OpenAI, Anthropic ink pacts with US government to allow testing, evaluation of AI models
The U.S. government has signed deals with Anthropic and Microsoft (MSFT)-backed OpenAI for research, testing and evaluation of their artificial intelligence models.
Under the tentative agreements, the U.S. Artificial Intelligence Safety Institute will receive access to major new models from each company before and after their public release.
The agreements will enable collaborative research on how to evaluate capabilities and safety risks, plus methods to mitigate those risks, said U.S. AI Safety Institute, which is under the U.S. Department of Commerce’s National Institute of Standards and Technology, or NIST.
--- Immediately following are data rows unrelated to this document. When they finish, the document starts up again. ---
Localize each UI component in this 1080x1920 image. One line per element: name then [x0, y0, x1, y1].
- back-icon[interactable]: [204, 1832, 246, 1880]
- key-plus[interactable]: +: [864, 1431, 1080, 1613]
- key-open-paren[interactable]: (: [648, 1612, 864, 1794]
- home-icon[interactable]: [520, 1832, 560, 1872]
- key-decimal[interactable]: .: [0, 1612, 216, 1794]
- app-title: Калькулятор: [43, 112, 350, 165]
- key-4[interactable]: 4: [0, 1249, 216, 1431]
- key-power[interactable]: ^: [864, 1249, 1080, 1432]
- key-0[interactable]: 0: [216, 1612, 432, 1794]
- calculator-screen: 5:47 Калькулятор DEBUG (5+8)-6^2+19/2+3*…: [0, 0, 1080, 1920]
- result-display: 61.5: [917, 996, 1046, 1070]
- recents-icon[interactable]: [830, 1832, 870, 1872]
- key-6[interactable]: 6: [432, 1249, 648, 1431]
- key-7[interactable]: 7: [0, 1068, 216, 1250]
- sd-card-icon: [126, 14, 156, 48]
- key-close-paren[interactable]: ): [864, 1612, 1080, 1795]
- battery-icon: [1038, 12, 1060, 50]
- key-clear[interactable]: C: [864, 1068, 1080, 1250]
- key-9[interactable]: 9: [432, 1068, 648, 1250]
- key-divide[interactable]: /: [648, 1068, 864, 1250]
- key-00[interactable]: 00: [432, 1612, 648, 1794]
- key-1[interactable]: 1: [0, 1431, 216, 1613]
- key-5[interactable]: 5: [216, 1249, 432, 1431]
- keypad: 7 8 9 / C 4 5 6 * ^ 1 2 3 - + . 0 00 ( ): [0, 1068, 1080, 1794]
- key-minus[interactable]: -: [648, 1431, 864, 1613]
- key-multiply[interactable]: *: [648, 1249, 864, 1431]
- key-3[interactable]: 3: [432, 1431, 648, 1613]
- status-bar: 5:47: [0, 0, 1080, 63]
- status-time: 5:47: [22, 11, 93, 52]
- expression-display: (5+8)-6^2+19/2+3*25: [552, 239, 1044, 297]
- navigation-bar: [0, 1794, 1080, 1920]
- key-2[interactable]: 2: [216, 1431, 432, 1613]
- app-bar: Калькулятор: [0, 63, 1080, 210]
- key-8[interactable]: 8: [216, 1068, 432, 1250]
“Safety is essential to fueling breakthrough technological innovation. With these agreements in place, we look forward to beginning our technical collaborations with Anthropic and OpenAI to advance the science of AI safety,” said Elizabeth Kelly, director of the U.S. AI Safety Institute.
OpenAI, and Anthropic — which is backed by Amazon (AMZN) and Alphabet’s (GOOGL) (GOOG) Google — have been at the forefront of developing large language models, or LLMs. These LLMs power AI chatbots like OpenAI’s ChatGPT and Anthropic’s Claude.
The agreements come at a time when discussions are ongoing globally over the ethical and safe use of AI.
Earlier this week, OpenAI came out in favor of a bill moving through the California state legislature, which is aimed at mitigating the misuse of content generated by AI.